Goldman on Honest Purchase: “We want to be able to keep our own identity.”

Leaving Bethesda was never on the table.

That point, made by Honest Tea co-founder Seth Goldman as he prepared to announce the completion of the purchase of his company by Coca-Cola, is part of the larger value system he said would remain in place even as the entrepreneurial, environmentally-conscious startup joins the Atlanta, GA-based multinational soft drink giant.

“One of the main ideas here is we want to be able to keep our own identity and entrepreneurial spirit,” Goldman said. The company’s deep social and corporate roots in its Montgomery County, Md., home – County Chief Executive Isiah “Ike” Leggett was scheduled to speak at the official purchase announcement Tuesday – are a key example of that identity, the erstwhile “TeaEO” said.

So staying put reflects many of the new arrangements the erstwhile “TeaEO” has made with Coke, among them that Goldman will be operating Honest Tea as an independent entity.

Nevertheless, balancing the corporate changes at Honest Tea with the overall spirit of the brand and its stakeholders will be one of the key challenges Goldman faces. While he tries to satisfy consumers in the natural retail channel, for example, he will also watch Honest be ushered by Coke into traditional mainstream accounts like Rite-Aid and Walgreen’s, large drug chains where the brand has just received approval.

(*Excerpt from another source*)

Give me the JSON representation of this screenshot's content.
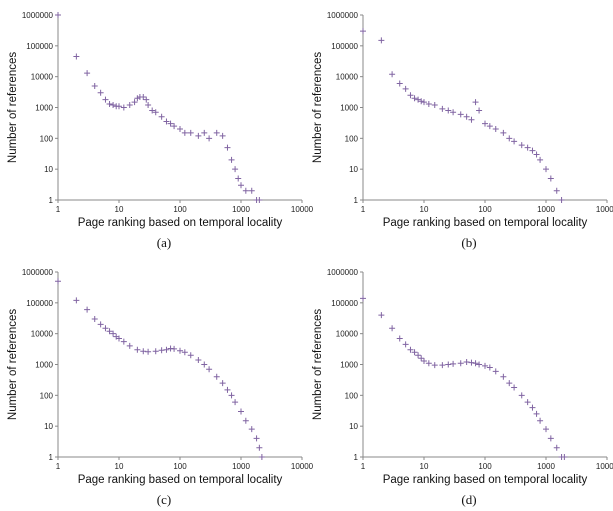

“In terms of reaction, I’m sure there’s going to be one,” he said in an interview with BevNET conducted shortly before the official announcement. “There’s always an instinctive response that natural food operators have when a multinational corporation comes into their stores. But we’ve been at this for 13 years. I would hope they would judge us by what we do – and what we’ve done in the past.”

Certainly, some of the new arrangements following the purchase could help to knit Honest Tea closer to the natural channel rather than drive it further away. Goldman said he expected positive feedback from that channel following Honest Tea’s full conversion to a Fair Trade-certified brand by the end of March. With Honest also taking responsibility for selling into the natural channel some of the brands being developed internally by Coke’s Venturing & Emerging Brands unit – the same unit that purchased Honest Tea – Goldman said he believed the company could also help its new parent company gain credibility with the Whole Foods and food co-op crowds.

“We always want to look at who’s got the ability to help the other,” Goldman said. “We know Coke can help us in a lot of ways, and this is one of the few areas where we may have more people.”

Nevertheless, the new arrangements do have their corporate boundaries. For example, Goldman could not reveal the final purchase price of Honest Tea. And when asked which VEB brands would now be sold into the natural channel by VP Melanie Knitzer, Goldman paid attention to the corporate communications process, answering, “I know which ones, I just don’t know if we’ve said which ones.”

Still, Goldman said that his brand’s ongoing relationship with the natural channel would in many ways be informed by what he perceived as missteps that were made by Coke and another high-profile acquisition, glaceau, following that company’s purchase in 2007.

In that case, glaceau, which had used natural as a key initial building block, terminated its contracts with natural foods broker UNFI, among others, choosing to sell its key vitaminwater brand from Coke trucks – exactly the kinds of arrangements that cause natural foods buyers to cringe.

“We’re actually expanding our commitment in natural foods,” Goldman said, pointing out that his company was introducing Cocoanova, a cocoa-based beverage, into the natural channel this spring.

Nevertheless, glaceau was a company with fewer natural stakeholders than Honest Tea, and also one with fewer openly stated social and environmental priorities. Goldman made it clear he believes Coke is aware that maintaining those priorities – the ones that Goldman himself has often been the public face — remains one of the largest keys to the brand’s growth.

“I’m going to continue blogging and speaking,” he said, adding that he will remain the voice of Honest Tea, even within Coke’s traditionally corporate communications-driven structure.

Other corporate overlays are in place at Honest Tea, however, chief among them the dissolution of a board of directors that was represented by some of the most powerful voices in the “conscious capitalism” community, including co-founder Barry Nalebuff – whose stake in Honest Tea was bought out in the final purchase –and Stonyfield Farm founder Gary Hirshberg, along with Timberland CEO Jeffrey Swartz. While Nalebuff and Hirshberg will remain part of the company’s newly-formed “Advisory Council,” along with VEB chief Deryck van Rensburg and other Coke representatives, it will have no official power.

Nevertheless, Goldman is gambling that the advice he gets will keep him on a trajectory that will let him build Honest Tea while sticking to his own priorities, even within the Coke system. He has tied much of his own remuneration from the buyout to Honest Tea’s operating profit, rather than the purchase price, which was determined largely by its sales figures at the end of a three-year agreement.

“I’m very interested in continuing to run this business in the way we’ve built it,” he told BevNET, adding that Swartz had told him “’Run the business like you’re going to own it forever.’ The best way I see to do that is to actually do it.”